Setting the Tone
There are all sorts of moods in manga, and while the vast majority of the tone is set by the artwork, it's also necessary to set the tone (or support the tone, if you will) in the dialog and captions.
This is brought to mind since I am presently working on a volume of a new manga that Del Rey recently announced, Mushishi. The story follows a somewhat modern-looking expert of an odd, primitive life-form called mushi as he wanders through the backroads of Meiji- or Taishô-era Japan helping people with the problems created where the world of the mushi meets the real world. The tone of the dialog is low and understated, like a quiet conversation late at night. This comes off of the shouting, over-the-top tone of School Rumble I worked on just prior to this assignment, so the difference in tone hit me especially hard this time.

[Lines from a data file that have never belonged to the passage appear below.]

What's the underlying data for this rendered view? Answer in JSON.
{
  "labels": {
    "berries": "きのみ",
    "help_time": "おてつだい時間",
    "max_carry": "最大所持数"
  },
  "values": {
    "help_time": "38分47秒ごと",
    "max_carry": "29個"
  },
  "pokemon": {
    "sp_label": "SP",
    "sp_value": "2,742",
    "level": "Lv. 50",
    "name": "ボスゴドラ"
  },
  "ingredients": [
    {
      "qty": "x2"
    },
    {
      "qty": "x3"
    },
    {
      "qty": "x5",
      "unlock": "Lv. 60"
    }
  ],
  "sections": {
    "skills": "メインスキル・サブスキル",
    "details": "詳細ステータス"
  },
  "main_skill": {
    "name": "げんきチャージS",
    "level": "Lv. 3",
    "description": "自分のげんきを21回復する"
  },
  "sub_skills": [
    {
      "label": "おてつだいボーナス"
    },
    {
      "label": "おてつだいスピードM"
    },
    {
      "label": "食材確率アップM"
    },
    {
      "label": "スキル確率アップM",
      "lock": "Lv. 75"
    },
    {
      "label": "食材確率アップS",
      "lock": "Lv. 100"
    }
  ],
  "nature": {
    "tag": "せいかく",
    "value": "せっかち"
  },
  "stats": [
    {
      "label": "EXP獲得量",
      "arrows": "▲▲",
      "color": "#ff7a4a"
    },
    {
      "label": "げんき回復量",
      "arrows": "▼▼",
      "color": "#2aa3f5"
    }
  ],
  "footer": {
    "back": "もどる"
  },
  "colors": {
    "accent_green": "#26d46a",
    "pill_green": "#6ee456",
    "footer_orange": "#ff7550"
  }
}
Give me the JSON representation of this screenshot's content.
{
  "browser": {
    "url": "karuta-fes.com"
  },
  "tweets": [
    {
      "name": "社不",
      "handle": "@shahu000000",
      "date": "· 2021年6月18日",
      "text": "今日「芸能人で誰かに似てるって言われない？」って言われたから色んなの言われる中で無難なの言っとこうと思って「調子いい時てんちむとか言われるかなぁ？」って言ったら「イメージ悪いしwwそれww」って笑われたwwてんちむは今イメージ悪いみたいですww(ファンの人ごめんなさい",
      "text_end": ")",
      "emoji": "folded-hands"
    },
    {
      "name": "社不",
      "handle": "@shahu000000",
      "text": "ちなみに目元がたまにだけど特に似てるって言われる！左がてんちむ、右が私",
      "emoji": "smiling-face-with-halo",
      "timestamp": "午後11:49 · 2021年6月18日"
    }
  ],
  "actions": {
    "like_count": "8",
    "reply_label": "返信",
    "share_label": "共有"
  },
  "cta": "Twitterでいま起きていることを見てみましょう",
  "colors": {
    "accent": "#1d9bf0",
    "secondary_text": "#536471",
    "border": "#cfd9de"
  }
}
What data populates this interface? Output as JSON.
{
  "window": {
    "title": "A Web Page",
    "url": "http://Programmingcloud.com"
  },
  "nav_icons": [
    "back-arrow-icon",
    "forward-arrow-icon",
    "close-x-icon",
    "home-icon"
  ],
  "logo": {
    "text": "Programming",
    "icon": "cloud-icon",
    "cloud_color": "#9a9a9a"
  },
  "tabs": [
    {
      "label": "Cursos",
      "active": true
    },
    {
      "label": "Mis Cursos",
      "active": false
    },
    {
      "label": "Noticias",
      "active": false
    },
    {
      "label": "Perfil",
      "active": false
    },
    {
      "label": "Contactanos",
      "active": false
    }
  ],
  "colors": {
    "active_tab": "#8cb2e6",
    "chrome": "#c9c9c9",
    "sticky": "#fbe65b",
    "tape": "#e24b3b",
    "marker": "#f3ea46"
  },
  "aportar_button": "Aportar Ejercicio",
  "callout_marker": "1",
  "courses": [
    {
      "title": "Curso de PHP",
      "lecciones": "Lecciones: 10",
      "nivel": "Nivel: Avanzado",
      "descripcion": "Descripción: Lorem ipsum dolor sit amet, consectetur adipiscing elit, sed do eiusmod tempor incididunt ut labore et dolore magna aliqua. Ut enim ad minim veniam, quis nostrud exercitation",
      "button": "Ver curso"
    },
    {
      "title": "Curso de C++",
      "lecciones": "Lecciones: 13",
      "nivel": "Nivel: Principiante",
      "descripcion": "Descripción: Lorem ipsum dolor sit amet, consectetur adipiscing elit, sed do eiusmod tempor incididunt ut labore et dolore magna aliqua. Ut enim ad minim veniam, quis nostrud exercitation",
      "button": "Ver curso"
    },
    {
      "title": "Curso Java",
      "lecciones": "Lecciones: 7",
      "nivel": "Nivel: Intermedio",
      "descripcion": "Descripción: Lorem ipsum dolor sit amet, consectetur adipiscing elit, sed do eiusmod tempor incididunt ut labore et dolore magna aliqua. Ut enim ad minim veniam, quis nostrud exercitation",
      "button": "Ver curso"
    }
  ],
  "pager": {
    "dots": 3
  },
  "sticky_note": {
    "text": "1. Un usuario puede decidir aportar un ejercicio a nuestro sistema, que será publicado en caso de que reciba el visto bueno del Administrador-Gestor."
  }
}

There was a time when I (as an editor) received a translation of an art book that I basically had to rewrite since the tone was wrong. It was an art book for a romantic shôjo manga, and the translation (while very accurate) was far too matter-of-fact. The gorgeous, romantic artwork screamed out (to me, at least) for a more poetic tone in the captions. Instead of words such as, "like," or even, "love," this book was calling out for words such as, "passionate," "adoration," or, "obsession." So I pulled out the Thesaurus and rewrote it to match the images. I use this to illustrate that even captions need to have an appropriate voice as much as dialog does.
As I mentioned in a previous post on humor, comedy can call for different tones. When an artist is setting up a joke, they are usually playing on story-telling stereotypes to lure the reader into a certain expectation, then in the pay-off panel, they turn the expectation on its ear. So the translator should translate the buildup panels as if they were a part of that stereotypical type of manga.
Steam Detectives was playing on the techniques of superhero-style manga where a villain is as evil as evil gets. The tone for that kind of manga means that subtlety is inappropriate. This is where a translator has to pull out the best Eeeeevil dialog he or she has ever read in comics or in campy TV programs. I miss working on that manga. (Although School Rumble sometimes allows me to use some of that dialog.)
The tone of xxxHolic seems like it should be pensive and philosophical, but when you consider Watanuki's fencing with DĂ´meki, that requires some pretty over-the-top dialog, and Yûko's taunting of Watanuki, while not over-the-top, is pretty high-spirited.
One of the advantages of trying to translate tone is that most of it is carried in the images, so even when a translation doesn't live up to it, most readers will get the feel for it anyway. I once saw an official subtitled version of Omoide Poro-Poro (Only Yesterday) where the subtitles were awful at capturing the tone of the movie. At the end of the crowded screening, one man who had obviously seen a better translation stood up and pleaded with the audience to not allow the awful titles to turn them against the film. But listening to the audience talk among themselves as they walked out, most of them were saying that they loved the movie and didn't think the titles were that bad. As a translator, it was disappointing that the audience (a very sophisticated audience at that) couldn't tell a good translation from a bad one, but it did pound into my head just how powerful a good story can be.
That doesn't mean you get to fudge on the tone of your own translations! Read it carefully, and make sure your dialog and captions are appropriate!